You should have stopped me. What happened to me is because of you."
But
eventually her health was substantially restored, and she became a
stoic and serene symbol of resistance to radical Islam. With
continued death threats hanging over their heads, the Yousafzai
family (including Malalal's mom and two younger brothers) was forced
to resettle in England where she would become a champion of oppressed
females all over the planet.
Directed by
Oscar-winner Davis Guggenheim.(for An Inconvenient Truth), He Named
Me Malala is an emotionally-engaging biopic chronicling the close
father-daughter relationship which enabled Malala to flourish in the
midst of sheer intolerance. Their tender interplay is intermittently
enhanced by animated interludes which further intensifies the sincere
sentiment displayed on screen.
The picture
makes an inexorable march to Malala's emergence as an international
icon, culminating in her becoming the youngest person ever to win the
Nobel Peace Prize.
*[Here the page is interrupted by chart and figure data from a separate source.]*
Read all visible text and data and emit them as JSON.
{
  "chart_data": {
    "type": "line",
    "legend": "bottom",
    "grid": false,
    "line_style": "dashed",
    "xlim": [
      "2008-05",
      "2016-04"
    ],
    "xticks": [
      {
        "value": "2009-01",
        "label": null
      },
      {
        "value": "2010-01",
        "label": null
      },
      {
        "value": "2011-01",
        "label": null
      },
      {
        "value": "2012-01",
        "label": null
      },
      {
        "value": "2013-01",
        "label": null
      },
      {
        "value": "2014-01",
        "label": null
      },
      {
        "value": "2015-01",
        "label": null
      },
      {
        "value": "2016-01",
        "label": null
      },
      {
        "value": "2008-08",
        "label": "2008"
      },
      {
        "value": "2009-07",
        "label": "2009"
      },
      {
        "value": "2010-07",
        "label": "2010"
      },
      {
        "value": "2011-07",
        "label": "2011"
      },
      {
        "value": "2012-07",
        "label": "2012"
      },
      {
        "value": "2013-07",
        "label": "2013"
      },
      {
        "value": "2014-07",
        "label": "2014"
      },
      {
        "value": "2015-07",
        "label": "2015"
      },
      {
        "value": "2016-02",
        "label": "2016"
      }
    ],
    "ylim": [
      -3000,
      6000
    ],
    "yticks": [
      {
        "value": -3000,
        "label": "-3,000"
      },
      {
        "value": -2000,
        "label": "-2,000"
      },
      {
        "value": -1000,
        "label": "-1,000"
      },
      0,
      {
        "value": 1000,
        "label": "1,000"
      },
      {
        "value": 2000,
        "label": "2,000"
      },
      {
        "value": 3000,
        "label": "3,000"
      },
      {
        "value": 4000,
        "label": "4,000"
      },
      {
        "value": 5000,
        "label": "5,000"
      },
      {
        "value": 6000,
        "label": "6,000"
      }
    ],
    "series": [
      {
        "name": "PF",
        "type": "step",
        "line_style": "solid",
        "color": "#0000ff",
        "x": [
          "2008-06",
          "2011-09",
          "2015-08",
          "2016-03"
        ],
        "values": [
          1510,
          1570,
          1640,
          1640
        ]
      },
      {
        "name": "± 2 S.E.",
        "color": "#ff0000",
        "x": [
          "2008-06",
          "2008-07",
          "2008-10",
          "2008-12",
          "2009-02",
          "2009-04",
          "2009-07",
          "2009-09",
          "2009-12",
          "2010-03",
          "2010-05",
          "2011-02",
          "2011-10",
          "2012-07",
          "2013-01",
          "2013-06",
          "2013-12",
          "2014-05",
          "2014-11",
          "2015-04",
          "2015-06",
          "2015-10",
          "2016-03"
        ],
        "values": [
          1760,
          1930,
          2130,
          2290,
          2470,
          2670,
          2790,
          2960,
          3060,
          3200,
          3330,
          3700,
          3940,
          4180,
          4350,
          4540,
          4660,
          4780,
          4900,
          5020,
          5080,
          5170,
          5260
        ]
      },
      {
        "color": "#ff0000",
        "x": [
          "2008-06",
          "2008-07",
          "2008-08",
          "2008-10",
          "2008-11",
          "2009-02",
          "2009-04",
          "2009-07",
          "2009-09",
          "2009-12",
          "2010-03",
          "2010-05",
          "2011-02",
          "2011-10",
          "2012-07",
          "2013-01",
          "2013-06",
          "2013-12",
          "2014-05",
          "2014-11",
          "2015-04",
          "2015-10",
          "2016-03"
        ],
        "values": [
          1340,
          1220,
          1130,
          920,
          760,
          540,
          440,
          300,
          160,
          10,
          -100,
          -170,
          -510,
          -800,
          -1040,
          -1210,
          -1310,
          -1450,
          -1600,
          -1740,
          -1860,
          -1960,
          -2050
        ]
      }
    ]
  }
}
Pack the Kleenex for this powerful portrait ably
illustrating the indomitability of the human spirit.
Easily, the
best film of 2015 thus far!
Excellent (4
stars)
Rated PG-13
for death threats, mature themes and disturbing images
Running time: 87 minutes
Distributor: Fox Searchlight
Pictures
To see a trailer for He Named Me
Malala, visit: https://www.youtube.com/watch?v=cug1-eTOVSk
He Named Me Malala opens in select
theaters on October 2nd, and then on over 2,000 screens a week later
on October 9th.
1 comment:
A total inspiration for the future. She is so young and is struggling so much to learn all she can from schooling. Yet her education of life goes far beyond anything schooling will teach her. I wish her success and a long life. In the meantime, it is awesome to see how she reaches out to other young women of the world who face the same barriers she is confronting.